O autocarro arranca.
- Continue…
- Bem, é difícil explicar por que é que fiz isto, talvez não exista nenhuma razão lógica para isso, apenas sei que senti uma força que me atraiu até perto de si, acredite que nunca fiz isto antes… esqueça, acho que você não compreende o que quero dizer, você deve de ser…
- Devo ser o quê?
- Nada.
- Agora vai acabar, devo ser o quê?
- Deve ser do tipo de pessoa muito certinha, incapaz de fazer uma coisa fora da rotina.
- Isso é um desafio?
- Entenda como quiser.
Ela olha fixamente para ele.
- Talvez eu não queira entender...
- Porque não?
- Porque não acredito... não acredito que seja possível este tipo de aproximação gratuita, sem qualquer intenção.
- Mas aconteceu...
- Já deixei de acreditar.
Ela desviou o olhar e pousou-o na capa do livro, perturbada com o momento de fraqueza. Ele tocou-lhe novamente no braço.
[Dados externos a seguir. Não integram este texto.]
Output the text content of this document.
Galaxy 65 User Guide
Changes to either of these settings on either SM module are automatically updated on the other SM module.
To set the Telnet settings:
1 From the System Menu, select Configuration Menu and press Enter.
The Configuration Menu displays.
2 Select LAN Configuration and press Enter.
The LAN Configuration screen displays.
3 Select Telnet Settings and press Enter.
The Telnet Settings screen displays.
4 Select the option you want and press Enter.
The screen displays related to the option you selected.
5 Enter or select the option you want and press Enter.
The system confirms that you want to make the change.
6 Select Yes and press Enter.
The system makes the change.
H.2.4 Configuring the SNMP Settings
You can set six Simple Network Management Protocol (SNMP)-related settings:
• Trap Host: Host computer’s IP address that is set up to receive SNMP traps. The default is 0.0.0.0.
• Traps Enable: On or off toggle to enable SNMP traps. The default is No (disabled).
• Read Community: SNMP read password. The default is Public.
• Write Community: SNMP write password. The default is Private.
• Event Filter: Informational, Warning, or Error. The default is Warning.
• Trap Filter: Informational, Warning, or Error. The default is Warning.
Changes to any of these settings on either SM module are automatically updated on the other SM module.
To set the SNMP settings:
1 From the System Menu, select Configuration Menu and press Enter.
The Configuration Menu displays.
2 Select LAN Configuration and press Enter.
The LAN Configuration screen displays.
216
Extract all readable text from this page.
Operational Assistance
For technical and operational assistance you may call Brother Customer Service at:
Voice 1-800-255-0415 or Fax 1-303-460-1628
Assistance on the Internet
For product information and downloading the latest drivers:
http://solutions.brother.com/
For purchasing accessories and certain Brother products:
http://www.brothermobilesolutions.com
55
- De acreditar...? Em quê?
- Quer mesmo que lhe diga?
- Claro!
- Deixei de acreditar em aproximações à primeira vista, em amores, se lhe quiser chamar assim... por isso é melhor deixar-me sossegada de uma vez... – ela ficou a olhar para ele.
- Mas eu posso acreditar pelos dois! Só quero um beijo em troca...
- Realmente consegue ser um tímido muito original... – disse ela esboçando um sorriso.
Ele sorriu.
– E então... dá-me um beijo?
- Acha que o vou fazer?
- Bem... eu gostaria...
- Valha-me a Santa Abóbora... é insistente não é?
- É a minha melhor qualidade...
- E já vi que gosta de desafios...
Ele voltou a sorrir em resposta.
- Já lhe disse que não consigo explicar o porquê, não tem lógica.
- Já deu para notar que não tem mesmo lógica... é de loucos mesmo...
Ela olhou por momentos pela janela, pesando as palavras que ia dizer.
- Proponho-lhe um desafio...
- Eu desafiei-a primeiro.
- Eu sei, mas desafio-o a mostrar-me o valor deste impulso.
- Como é isso?
- Daqui a dois dias encontramo-nos no café junto à última paragem deste autocarro. Depois de almoço. Se resolver aparecer, conversamos melhor. Aceita?
Ele ficou pensativo por momentos.
- Se aceitar dá-me um beijo?
- Mas que insistência... Aceite o desafio e daqui a dois dias veremos.
Uma paragem brusca do autocarro e a voz do motorista a avisar da última paragem, trouxe-os de volta à realidade. Saíram.
- Então? – perguntou ela.
- Até daqui a dois dias, no café. – disse ele com um sorriso – Mas vai ser duro ter de esperar tanto tempo por si.
- Talvez... Até daqui a dois dias... – respondeu ela enquanto se afastava apressadamente.
Ele ficou a olhar. De repente sente um toque no braço. Era o motorista do autocarro.
- Sim?
- A sua amiga esqueceu-se do livro.
- Como?
- O livro. Estavam tão ocupados a conversar que a menina se esqueceu do livro. Até tem os dados dela e tudo, pode ser perigoso ficar por aí.
- Ah! Obrigado.
- De nada. E boa sorte! – respondeu o homem com uma piscadela de olho.